Precedence of to-block unary `&`

Question

Consider the following Ruby code:

[1,3].any? &:even? || true
# => false
[1,3].any? &nil || :even?
# => false
[1,3].any? &nil || :odd?
# => true

So it seems that Boolean-or || has higher precedence than to-proc unary &. I didn't expect this. Is that right, and is it documented anywhere?

Answer 1

This is what the (wrongly-maligned) and and or keywords are for. You're supposed to write that as

[1,3].any? &:even? or true

As for why this happens--I can't find documentation for this--but I think it actually has more to do with optional parentheses and the restrictions of unary &.
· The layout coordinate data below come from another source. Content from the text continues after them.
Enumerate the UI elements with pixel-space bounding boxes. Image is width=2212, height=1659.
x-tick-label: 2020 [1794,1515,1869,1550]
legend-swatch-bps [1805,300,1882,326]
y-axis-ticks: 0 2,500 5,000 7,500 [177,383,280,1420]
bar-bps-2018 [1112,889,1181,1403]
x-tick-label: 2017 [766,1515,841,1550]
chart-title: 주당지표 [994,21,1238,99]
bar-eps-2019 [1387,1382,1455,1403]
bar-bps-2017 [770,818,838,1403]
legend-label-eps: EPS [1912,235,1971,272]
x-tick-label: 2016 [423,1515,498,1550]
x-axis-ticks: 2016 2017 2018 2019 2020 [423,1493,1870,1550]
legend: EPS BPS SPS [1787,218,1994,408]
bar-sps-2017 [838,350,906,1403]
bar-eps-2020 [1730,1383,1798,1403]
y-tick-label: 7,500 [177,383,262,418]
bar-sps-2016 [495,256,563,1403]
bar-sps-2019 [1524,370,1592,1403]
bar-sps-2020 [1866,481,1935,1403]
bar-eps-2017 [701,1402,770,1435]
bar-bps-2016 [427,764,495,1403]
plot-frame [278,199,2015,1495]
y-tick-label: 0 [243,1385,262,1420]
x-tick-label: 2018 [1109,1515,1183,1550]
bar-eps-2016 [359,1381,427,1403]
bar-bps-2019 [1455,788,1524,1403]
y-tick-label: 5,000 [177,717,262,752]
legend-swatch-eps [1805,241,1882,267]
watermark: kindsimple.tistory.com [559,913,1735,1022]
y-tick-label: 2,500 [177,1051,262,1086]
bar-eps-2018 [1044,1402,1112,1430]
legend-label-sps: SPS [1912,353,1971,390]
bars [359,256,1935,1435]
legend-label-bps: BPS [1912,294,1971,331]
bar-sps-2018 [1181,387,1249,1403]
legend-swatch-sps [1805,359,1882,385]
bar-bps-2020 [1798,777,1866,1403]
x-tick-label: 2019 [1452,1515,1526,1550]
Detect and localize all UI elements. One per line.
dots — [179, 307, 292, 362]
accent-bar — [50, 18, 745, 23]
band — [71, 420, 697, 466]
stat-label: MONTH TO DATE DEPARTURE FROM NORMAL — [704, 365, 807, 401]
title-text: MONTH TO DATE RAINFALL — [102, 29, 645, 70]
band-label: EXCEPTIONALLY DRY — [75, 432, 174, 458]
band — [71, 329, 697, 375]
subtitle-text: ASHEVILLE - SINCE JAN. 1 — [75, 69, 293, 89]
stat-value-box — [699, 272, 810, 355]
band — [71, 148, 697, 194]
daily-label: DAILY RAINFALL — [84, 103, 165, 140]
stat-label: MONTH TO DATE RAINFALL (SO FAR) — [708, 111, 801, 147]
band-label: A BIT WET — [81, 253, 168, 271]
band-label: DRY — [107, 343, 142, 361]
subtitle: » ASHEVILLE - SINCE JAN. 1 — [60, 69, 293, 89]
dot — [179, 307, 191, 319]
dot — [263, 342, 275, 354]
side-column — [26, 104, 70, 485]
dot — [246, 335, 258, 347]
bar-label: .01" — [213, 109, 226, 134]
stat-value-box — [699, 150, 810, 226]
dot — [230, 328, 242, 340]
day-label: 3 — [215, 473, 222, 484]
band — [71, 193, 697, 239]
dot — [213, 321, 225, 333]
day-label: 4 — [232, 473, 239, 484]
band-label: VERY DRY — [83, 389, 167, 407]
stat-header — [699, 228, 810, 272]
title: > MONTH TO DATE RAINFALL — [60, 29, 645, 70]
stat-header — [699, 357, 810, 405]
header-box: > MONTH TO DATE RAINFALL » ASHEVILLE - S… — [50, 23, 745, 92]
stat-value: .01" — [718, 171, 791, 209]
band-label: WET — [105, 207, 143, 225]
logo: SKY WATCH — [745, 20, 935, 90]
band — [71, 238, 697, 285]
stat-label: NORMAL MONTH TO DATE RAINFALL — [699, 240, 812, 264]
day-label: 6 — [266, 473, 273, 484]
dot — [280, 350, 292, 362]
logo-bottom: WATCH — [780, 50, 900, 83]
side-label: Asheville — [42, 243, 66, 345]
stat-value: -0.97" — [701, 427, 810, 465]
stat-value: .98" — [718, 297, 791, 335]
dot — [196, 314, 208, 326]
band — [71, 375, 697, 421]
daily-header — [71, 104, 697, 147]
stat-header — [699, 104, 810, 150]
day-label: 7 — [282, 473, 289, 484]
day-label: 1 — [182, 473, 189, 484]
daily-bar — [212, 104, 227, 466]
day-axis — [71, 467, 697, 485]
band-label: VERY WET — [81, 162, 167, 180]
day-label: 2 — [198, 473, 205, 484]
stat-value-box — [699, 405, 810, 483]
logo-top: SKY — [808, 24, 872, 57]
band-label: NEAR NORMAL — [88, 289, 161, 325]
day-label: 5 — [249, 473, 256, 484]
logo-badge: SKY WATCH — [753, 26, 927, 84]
Unary & is special. "Normal" operators like ~ are essentially syntactic sugar over method calls; you can put them wherever you want. But & is only allowed in method arguments, and even then only at the end.

foo x, &bar
# NameError, determined at runtime because it has to see if any of these names are defined
foo &bar, x
# SyntaxError! Didn't even make it past the parser

y = bar
# NameError
y = &bar
# SyntaxError!

And when you leave parentheses out from a method call, it slurps up pretty much everything, stopping only at super-low-precedence stuff like if/unless/and/or.

foo bar baz if true
# same as
foo(bar(baz)) if true

So your example is equivalent to

[1,3].any?(&:even? || true)

Now if & were somehow high-precendence this is either a totally normal value to be evaluated at runtime true or it's a highly-restricted special syntactic construct &:even?. It's not great to discover syntax errors at runtime, so I guess the devs chose to solve it the easy way: make & super low precedence. That way the parser can just verify the syntax rules and ignore the block argument itself (which has to be evaluated at runtime).